29 Maret 2023   19:02 Diperbarui: 9 April 2023   22:21 208
+
Laporkan Konten
Laporkan Akun
Kompasiana adalah platform blog. Konten ini menjadi tanggung jawab bloger dan tidak mewakili pandangan redaksi Kompas.
Lihat foto
Bagikan ide kreativitasmu dalam bentuk konten di Kompasiana | Sumber gambar: Freepik

HERMENEUTIKA FEMINIS, TELAAH MODEL PENAFSIRAN AMINA WADUD

Amina Wadud merupakan penggiat al-Qur’an yang berfokus terhadap isu kesetaraan gender dan feminisme muslimah. Di samping itu, karirnya sebagai akademisi juga tak jauh dari isu tersebut, terlihat dari penelitian-penelitiannya yang berkutat pada studi gender dan Al-Qur’an. Perempuan yang menguasai bahasa Arab ini, pernah mengenyam pendidikan formal di al-Azhar Mesir dan menempuh doktoral dalam bidang studi islam di University of Michigan. Namanya dikenal luas akibat kontroversinya memimpin shalat jumat pada 2008 di Inggris. Darisana ia diberi julukan sebagai “The Lady Imam”

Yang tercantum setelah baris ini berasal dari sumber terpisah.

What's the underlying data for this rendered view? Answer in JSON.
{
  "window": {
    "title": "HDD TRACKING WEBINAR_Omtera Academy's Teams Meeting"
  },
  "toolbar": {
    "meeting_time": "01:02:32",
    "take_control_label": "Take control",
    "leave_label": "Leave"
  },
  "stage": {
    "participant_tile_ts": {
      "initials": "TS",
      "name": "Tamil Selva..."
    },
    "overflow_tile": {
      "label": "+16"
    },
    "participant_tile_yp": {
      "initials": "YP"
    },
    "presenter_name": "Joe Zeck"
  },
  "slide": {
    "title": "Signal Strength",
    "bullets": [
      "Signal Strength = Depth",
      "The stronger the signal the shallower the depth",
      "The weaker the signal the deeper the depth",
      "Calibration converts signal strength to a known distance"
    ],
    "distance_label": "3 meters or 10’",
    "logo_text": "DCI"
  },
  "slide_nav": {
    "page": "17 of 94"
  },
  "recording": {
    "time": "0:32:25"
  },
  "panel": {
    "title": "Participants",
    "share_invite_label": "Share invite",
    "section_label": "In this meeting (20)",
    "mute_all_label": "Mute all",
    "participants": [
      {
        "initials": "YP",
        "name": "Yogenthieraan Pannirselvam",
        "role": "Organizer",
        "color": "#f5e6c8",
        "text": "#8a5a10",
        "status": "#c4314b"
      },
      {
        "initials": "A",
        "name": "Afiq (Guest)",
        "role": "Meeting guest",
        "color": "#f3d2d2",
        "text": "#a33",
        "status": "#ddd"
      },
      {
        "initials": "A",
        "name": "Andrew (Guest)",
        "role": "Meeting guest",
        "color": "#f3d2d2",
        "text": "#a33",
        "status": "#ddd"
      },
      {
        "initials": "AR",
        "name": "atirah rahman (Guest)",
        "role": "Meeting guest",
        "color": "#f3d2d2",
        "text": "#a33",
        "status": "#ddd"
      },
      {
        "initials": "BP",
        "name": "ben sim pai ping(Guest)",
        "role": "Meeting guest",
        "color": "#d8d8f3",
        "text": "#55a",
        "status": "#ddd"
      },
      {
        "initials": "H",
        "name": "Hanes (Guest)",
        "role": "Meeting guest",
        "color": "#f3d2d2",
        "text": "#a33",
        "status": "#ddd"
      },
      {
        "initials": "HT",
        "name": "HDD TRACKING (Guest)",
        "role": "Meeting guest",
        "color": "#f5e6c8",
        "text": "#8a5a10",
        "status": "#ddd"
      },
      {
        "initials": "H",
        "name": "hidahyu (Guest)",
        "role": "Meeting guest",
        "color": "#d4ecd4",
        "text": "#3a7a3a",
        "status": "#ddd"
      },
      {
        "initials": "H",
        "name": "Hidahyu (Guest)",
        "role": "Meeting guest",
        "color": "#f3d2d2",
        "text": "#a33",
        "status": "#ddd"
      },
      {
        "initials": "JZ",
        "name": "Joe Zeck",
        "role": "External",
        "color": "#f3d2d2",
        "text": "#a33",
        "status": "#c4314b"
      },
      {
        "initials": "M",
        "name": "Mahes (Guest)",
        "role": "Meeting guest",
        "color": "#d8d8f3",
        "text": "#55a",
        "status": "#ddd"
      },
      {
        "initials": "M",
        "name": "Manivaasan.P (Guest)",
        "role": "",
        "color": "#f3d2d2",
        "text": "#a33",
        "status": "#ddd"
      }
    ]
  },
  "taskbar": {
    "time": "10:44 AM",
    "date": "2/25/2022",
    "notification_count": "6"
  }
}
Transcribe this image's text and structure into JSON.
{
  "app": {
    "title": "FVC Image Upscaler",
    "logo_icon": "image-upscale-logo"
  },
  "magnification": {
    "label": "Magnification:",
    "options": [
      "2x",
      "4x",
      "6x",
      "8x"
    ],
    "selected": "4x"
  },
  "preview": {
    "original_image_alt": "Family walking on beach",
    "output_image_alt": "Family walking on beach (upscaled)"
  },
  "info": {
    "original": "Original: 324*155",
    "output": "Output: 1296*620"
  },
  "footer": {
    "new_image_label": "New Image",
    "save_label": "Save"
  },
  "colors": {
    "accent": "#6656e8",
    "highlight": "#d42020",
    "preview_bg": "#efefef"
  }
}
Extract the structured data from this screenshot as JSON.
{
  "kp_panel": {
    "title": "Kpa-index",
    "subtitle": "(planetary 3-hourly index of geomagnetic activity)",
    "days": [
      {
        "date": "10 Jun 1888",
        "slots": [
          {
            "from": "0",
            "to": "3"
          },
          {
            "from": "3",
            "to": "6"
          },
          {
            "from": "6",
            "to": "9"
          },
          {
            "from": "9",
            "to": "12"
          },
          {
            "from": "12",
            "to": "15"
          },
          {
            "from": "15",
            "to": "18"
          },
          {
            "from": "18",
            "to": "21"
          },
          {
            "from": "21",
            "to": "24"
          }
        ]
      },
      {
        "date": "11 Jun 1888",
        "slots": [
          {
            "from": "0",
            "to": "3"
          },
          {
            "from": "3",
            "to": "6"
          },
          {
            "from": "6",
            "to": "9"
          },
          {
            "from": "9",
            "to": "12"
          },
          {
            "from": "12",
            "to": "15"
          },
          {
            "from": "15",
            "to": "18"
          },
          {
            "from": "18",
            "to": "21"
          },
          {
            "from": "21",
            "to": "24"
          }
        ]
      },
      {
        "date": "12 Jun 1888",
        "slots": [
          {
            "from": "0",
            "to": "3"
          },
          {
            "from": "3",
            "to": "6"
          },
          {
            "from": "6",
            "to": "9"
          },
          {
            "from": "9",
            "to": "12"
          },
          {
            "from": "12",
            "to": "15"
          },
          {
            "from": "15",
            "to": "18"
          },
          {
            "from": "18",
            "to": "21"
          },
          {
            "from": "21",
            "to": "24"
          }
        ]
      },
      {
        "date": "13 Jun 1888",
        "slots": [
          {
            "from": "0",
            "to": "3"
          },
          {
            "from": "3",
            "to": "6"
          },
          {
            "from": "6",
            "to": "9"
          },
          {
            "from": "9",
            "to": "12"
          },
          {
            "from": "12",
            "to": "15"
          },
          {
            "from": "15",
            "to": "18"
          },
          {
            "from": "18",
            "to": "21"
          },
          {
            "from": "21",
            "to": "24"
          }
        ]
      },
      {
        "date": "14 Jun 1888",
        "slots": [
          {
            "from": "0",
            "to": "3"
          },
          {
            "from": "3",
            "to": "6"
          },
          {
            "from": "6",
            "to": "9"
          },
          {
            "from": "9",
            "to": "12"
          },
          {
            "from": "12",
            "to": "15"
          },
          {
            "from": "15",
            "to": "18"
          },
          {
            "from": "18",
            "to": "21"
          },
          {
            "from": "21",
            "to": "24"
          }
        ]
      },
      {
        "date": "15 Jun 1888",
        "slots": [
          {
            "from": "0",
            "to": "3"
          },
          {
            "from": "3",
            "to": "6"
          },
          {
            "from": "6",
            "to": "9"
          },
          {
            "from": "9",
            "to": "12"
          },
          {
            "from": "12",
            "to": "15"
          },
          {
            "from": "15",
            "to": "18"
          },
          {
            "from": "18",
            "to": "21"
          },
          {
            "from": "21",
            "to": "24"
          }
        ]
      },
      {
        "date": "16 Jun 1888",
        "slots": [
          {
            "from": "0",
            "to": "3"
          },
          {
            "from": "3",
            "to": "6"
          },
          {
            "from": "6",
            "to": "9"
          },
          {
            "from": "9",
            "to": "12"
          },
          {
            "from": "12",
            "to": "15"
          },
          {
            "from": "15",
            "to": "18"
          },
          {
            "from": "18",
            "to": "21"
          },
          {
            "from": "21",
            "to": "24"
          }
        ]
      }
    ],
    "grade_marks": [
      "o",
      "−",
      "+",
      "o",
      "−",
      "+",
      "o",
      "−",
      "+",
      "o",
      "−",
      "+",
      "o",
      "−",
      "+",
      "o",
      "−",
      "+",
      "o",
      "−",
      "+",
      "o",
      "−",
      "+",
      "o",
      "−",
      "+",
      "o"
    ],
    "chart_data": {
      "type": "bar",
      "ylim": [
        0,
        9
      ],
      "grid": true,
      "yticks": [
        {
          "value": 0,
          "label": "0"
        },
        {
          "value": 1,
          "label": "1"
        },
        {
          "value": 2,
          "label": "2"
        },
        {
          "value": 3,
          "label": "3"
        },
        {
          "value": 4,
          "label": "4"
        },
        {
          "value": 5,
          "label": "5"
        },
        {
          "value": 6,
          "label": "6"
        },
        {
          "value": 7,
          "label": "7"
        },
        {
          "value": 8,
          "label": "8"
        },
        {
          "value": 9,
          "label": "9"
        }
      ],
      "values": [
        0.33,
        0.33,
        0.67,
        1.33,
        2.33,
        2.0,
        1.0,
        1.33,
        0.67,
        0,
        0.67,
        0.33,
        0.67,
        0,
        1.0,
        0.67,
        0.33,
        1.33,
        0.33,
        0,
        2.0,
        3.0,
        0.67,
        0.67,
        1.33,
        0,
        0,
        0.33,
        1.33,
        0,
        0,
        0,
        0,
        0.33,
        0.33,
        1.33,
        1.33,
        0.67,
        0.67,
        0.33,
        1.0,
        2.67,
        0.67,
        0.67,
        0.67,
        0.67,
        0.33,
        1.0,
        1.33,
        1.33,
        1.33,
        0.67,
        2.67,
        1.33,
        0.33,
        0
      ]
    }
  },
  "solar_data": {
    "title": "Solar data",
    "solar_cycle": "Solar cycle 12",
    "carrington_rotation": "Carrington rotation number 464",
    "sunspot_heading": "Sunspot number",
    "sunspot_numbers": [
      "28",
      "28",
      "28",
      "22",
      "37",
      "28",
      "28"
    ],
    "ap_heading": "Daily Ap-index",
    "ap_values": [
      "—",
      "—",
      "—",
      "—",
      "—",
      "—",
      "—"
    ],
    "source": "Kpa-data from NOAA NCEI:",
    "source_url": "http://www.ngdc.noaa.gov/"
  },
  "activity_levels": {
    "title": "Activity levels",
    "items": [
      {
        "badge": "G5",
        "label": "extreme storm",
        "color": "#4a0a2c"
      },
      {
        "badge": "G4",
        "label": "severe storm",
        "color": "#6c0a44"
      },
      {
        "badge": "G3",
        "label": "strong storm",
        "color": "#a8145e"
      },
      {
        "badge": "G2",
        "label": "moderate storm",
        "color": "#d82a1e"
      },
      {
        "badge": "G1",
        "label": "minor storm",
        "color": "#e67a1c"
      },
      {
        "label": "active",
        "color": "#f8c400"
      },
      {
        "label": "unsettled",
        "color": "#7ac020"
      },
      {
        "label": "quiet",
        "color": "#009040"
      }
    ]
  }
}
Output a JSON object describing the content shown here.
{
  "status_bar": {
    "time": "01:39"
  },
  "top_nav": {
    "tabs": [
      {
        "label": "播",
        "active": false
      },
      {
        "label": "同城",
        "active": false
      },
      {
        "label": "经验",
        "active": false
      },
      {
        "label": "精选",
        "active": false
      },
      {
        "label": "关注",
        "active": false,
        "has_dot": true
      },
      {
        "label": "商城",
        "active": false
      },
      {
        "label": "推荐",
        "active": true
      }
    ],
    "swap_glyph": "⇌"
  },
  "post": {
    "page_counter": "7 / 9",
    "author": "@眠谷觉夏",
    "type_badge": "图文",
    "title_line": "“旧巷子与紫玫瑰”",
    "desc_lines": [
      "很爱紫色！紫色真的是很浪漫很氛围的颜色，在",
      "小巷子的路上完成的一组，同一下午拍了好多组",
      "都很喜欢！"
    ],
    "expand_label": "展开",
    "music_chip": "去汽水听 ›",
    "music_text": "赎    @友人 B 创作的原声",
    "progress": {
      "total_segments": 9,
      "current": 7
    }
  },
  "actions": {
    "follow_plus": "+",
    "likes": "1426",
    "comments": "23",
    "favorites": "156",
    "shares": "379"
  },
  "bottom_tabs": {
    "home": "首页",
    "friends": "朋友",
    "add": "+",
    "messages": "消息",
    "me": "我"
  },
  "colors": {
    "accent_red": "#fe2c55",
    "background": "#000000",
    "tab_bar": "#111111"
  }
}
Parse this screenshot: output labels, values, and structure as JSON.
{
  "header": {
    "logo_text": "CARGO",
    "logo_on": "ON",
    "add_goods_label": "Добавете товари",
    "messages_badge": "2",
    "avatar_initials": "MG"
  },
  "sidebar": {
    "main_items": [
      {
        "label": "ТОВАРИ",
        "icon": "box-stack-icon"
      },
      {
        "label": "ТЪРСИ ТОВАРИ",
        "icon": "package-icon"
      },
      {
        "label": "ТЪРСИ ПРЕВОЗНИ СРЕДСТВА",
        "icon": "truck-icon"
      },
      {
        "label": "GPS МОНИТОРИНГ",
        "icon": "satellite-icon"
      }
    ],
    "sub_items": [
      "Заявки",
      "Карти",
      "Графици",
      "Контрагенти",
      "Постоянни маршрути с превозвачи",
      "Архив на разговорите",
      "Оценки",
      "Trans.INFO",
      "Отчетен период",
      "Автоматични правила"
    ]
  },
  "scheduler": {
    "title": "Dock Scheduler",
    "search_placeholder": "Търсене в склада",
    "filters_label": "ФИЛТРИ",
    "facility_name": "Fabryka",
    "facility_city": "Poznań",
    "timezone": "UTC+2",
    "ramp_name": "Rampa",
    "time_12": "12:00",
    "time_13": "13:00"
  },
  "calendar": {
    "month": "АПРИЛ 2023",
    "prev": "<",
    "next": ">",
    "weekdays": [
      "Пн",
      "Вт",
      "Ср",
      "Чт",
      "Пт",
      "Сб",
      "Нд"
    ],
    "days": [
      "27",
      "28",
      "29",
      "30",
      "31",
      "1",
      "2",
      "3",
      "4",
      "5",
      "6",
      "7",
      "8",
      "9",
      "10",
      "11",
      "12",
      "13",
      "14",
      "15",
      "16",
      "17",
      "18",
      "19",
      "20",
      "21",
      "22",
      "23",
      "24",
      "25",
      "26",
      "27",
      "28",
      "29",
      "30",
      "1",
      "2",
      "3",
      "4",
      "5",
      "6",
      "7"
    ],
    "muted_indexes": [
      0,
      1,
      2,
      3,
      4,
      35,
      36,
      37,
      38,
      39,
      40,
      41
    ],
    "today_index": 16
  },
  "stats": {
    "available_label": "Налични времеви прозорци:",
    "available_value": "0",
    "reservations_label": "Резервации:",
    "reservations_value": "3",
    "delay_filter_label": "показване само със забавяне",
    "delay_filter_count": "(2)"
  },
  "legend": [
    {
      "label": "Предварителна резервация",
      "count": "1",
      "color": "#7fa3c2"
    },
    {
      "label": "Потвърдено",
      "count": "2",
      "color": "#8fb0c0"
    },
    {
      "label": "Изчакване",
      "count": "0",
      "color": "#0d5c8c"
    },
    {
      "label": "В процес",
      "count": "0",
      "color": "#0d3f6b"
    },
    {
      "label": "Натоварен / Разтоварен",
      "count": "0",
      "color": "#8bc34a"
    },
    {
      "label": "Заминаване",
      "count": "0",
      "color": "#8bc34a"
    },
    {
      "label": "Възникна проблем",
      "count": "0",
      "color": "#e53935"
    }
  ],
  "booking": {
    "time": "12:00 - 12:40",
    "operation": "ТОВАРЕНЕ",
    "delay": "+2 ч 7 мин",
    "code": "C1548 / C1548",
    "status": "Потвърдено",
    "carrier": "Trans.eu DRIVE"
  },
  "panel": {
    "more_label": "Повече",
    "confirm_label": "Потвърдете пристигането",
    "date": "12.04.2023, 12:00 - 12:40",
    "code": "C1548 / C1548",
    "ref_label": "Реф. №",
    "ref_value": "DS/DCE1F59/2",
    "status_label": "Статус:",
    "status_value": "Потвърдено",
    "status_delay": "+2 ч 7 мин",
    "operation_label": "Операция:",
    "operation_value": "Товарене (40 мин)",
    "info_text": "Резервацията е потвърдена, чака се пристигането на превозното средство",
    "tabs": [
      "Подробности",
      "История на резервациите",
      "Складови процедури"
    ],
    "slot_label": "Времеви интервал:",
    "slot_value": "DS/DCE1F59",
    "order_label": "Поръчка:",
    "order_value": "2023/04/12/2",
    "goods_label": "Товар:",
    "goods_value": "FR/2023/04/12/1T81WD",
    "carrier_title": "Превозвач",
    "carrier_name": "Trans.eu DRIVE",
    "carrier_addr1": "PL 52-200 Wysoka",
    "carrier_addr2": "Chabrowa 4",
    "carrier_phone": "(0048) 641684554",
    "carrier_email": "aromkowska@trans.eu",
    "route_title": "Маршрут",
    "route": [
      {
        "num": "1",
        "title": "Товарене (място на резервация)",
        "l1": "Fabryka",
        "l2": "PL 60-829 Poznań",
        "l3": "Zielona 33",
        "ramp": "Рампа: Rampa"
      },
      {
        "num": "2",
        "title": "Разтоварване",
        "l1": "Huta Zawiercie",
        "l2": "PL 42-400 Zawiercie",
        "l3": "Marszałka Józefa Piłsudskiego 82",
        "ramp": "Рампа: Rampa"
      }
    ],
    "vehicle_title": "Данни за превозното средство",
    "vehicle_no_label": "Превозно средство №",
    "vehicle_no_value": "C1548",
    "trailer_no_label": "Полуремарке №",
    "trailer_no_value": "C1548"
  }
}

Dalam diskursus tafsir al-Qur’an, Wadud memposisikan dirinya selalu melakukan dekontruksi dan rekontruksi ayat al-Qur’an yang berbicara mengenai isu laki-laki dan perempuan. Kritiknya, terhadap penafsiran klasik, menurutnya selalu berkutat seputar laki-laki dan pengalaman laki-laki. Ia menawarkan pendekatan yang lebih humanis dalam menafsirkan al-Quran yakni pendekatan berbasis gender dan Feminis. Amina sebenarnya melanjutkan pemikirannya Rahman dalam tawaran itu, ia sependapat mengenai pemikiran Rahman yang mengkritik penafsiran klasik dengan bilang bahwa penafsiran klasik cenderung kuno dan kaku.

Tulisan ini, merupakan refleksi atas salah satu karya Wadud yang berjudul “Reflections on Islamic Feminist Exegesis of the Qur’an“. Jika diartikan ke dalam bahasa Indonesia yakni “Refleksi (Tanggapan) terhadap Penafsiran Feminis Islam Terhadap al-Qur’an.” Artikel ini secara umum membahas mengenai pentingnya kaitan antara hermeneutika al-Qur’an dengan realitas kehidupan (Pandangan Dunia / Welstanchauung) dan juga mempertanyakan / kritik terhadap teori penafsiran al-Qur’an klasik. 

Berangkat dari problem dimana, di era sekarang ini harus ada tawaran metodologi penafsiran yang dapat menyesuaikan dengan perkembangan dan tuntutan zaman. Terutama di kehidupan para perempuan yang cenderung mengalami diskriminasi dari para laki-laki. Menurutnya teks-teks keagamaan terutama Islam cenderung berperan penting dalam fenomena tersebut. Maka dari itu ia menulis dan menawarkan yang ia bilang “Personal Reflection” dalam artikel yang kita resensi ini.[1]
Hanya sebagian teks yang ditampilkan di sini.